Yes, pretty much everybody in the industry said “duh!” when it was revealed (well, “semi-officially”) that USA and Israel are behind the Stuxnet code.
However, if you think about it, there are some interesting implications of this:
- What do you call “malware” working for the good guys? “Attack software”? “Sabotage-ware”? “Good malware”? We need a whole new language to describe what we are seeing now. This is "one man’s terrorist is another man’s freedom fighter" all over again…
- “Malware” (with the above caveat) developer is now a legitimate occupation that you can put on your resume. Example: “2006-2007: developed ‘attack software’ for XYZ government”
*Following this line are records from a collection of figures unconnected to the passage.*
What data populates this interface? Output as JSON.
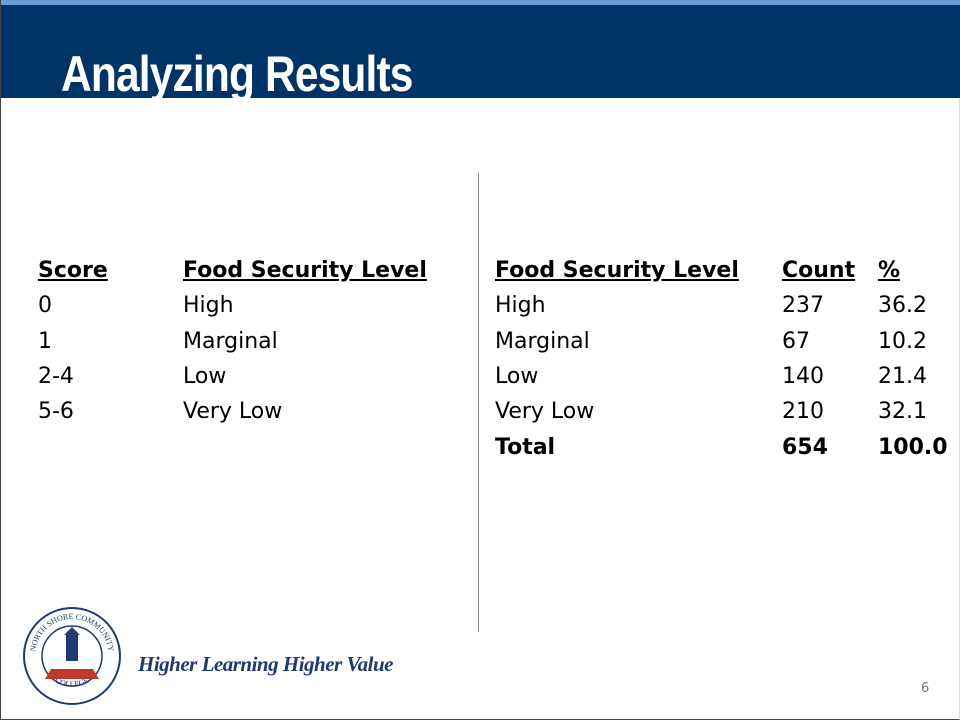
{
  "header": {
    "title": "Analyzing Results"
  },
  "left_table": {
    "columns": [
      "Score",
      "Food Security Level"
    ],
    "rows": [
      [
        "0",
        "High"
      ],
      [
        "1",
        "Marginal"
      ],
      [
        "2-4",
        "Low"
      ],
      [
        "5-6",
        "Very Low"
      ]
    ]
  },
  "right_table": {
    "columns": [
      "Food Security Level",
      "Count",
      "%"
    ],
    "rows": [
      [
        "High",
        "237",
        "36.2"
      ],
      [
        "Marginal",
        "67",
        "10.2"
      ],
      [
        "Low",
        "140",
        "21.4"
      ],
      [
        "Very Low",
        "210",
        "32.1"
      ]
    ],
    "total": [
      "Total",
      "654",
      "100.0"
    ]
  },
  "logo": {
    "text_top": "NORTH SHORE COMMUNITY",
    "text_bottom": "COLLEGE"
  },
  "footer": {
    "tagline": "Higher Learning Higher Value",
    "page_number": "6"
  }
}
- An attack launched by one state’s military/intelligence against another state using “malware” is a reality. This is probably not cybercrime? (well, just like spying, this actually looks like crime to the victim – as was pointed out to me, spying is often prosecuted in civilian courts and thus can be seen as a special kind of a crime, despite that a foreign government is behind it). This is not “cyber-terrorism.” Is this cyber-sabotage? Is it cyber-warfare after all? I have to grudgingly agree that it might be. Then again, warfare has many forms already, even without tossing “cyber” in the mix.
- Also, state-developed “malware” used against other states raises interesting questions regarding malware defenses. Such software needs to hide from AV defenses, just like it criminal brethren which leads to the situation described back in 2007: if you have a 0-day (or a novel malware hiding tech), you can choose to defend against it OR attack others with it, but likely not both.
- This is (to the best of my knowledge) the first example of technology invented by criminals (well, sort of – science fiction authors first described “malware”) and then adopted for legitimate military purposes that happened in modern times.
Any other thoughts?
If not, all I can say is “we live in interesting times”!